The fiancée of slain Saudi journalist Jamal Khashoggi has petitioned Turkey’s Constitutional Court regarding a decision by Turkey to halt the murder trial in absentia of 26 suspects linked to the killing and transfer it to Riyadh, Deutsche Welle Turkish service reported on Tuesday.
The 59-year-old journalist was killed inside the Saudi Consulate General in İstanbul on Oct. 2, 2018 in a gruesome murder that shocked the world. Khashoggi went to the consulate to get papers for his upcoming marriage to his Turkish fiancée, Hatice Cengiz.
On April 7 an İstanbul court confirmed a halt of the trial in absentia of 26 suspects linked to the killing of Khashoggi and its transfer to Riyadh, a decision that has angered rights groups.
Cengiz resorted to the top court after appeals her lawyer filed at higher courts, the İstanbul 12th High Criminal Court and the Ankara 14th Administrative Court, objecting to the İstanbul 11th High Criminal Court’s decision to transfer the murder trial of Khashoggi to Riyadh, were rejected later in April.
In her petition, she asked the top court to make a decision against the halt of the Khashoggi trial in Turkey and its transfer to Saudi Arabia. Cengiz said she is filing an individual application at the top court because she has exhausted all other legal remedies.
Cengiz claimed that the court decisions about the murder trial of the slain journalist run against the 17th Article of the Turkish Constitution and Article 2 of the European Convention on Human Rights, which concern the right to life, as well as Article 3 of the convention, which is about the prohibition of torture.
Following the İstanbul court’s decision in April, Cengiz told reporters that she would continue her legal fight and would appeal the İstanbul court’s decision.
“Turkey “is not ruled by a family like in Saudi Arabia. We have a justice system that addresses citizens’ grievances,” she told journalists outside İstanbul’s main court.
“We will appeal the decision in line with our legal system.”
Speaking to AFP, she vowed to “continue to fight. Whoever gives up has given up. I will continue.

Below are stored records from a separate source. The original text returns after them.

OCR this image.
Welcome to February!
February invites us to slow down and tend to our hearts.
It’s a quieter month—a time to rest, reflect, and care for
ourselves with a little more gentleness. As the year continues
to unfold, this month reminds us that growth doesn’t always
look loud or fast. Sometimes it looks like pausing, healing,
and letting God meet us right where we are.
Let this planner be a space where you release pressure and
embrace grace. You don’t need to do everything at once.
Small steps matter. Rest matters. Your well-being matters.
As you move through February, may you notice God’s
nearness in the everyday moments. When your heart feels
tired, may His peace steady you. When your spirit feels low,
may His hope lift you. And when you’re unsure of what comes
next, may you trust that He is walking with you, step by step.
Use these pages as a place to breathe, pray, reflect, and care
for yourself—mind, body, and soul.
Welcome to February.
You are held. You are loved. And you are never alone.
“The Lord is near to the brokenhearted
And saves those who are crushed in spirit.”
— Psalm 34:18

Sometimes the legal battle itself is more important than the results.”
The İstanbul court began the trial in 2020 with relations tense between the two Sunni Muslim regional powers.
But with Turkey desperate for investment to help pull it out of economic crisis, Ankara has sought to heal the rift with Riyadh.
The court decision came almost a week after Justice Minister Bekir Bozdağ said he would green-light a Turkish prosecutor’s request to hand the case over to Saudi Arabia, at the request of the latter.
The prosecutor said the case was “dragging” because the court’s orders could not be carried out since the defendants were foreigners.
Five people were handed down death sentences by the kingdom over Khashoggi’s killing, but a Saudi court in September 2020 overturned them while giving jail terms of up to 20 years to eight unnamed defendants following secretive legal proceedings.